Siamo sul finire degli anni Sessanta. Un archeologo si convince che proprio lì, sulle montagne della Valtellina, devono trovarsi dei segni della presenza più antica dell’uomo, quella della Preistoria, quando l’unico strumento per lasciare volontariamente traccia era l’incisione. Passa in autobus Davide Pace, l’archeologo testardo, sta andando verso Bormio e guardando la montagna dal finestrino nota un’ampia rupe lucente ai bagliori del sole e intravede delle incisioni. Aveva ragione. Ha dovuto ripulire i muschi e convincere la marchesa Margherita Pallavicino Mossi Visconti-Venosta a donare quel terreno, ma Davide Pace ha regalato al mondo la Rupe Magna.

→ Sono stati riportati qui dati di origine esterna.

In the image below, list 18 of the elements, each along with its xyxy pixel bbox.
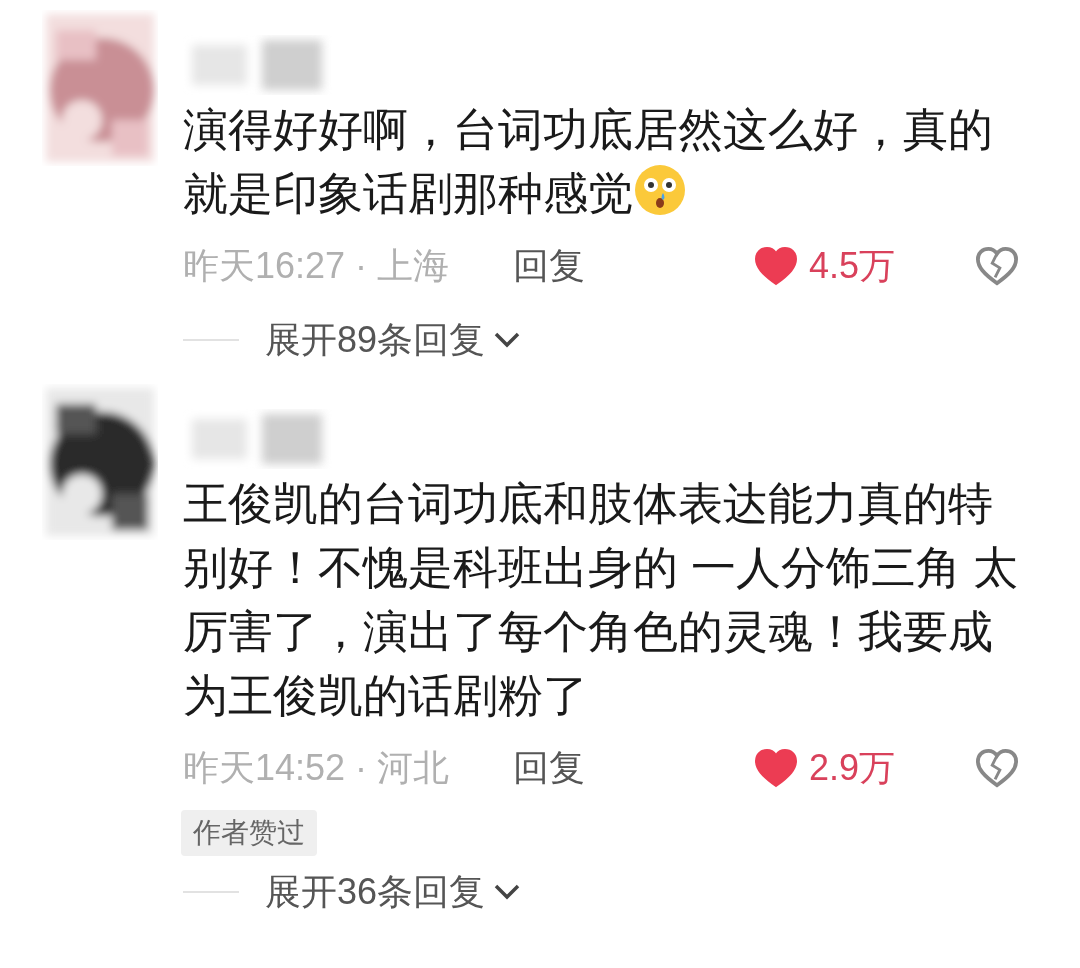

La più estesa roccia alpina incisa dall’uomo, ben 84 metri, si trova in quel di Grosio (in provincia di Sondrio), dove si stringe l’abbraccio tra la montagna e la valle. Un parco che regala emozioni davvero uniche: tra il Neolitico e l’età del ferro degli uomini, probabilmente attirati dalla roccia che rifletteva i raggi solari, vi incisero ben 5000 figure. Le più simpatiche, agli occhi di noi moderni visitatori, sono i cosiddetti “oranti saltici”, ossia, come li definì Pace ““oranti”   “danzanti” la cui religiosa eccitazione sembra essersi fermata in estatica stasi captante l’eterno divino”.

Il sito è uno di quelli che hanno attirato gli uomini di tutte le epoche: sul picco della montagna, a fianco alla rupe, si ergono, infatti, due castelli. Il castello di San Faustino, eretto dal vescovo di Como intorno al X secolo e quello costruito dai Visconti nel 1300. Una passeggiata in montagna può essere rigenerante, questa è anche decisamente una bella scoperta.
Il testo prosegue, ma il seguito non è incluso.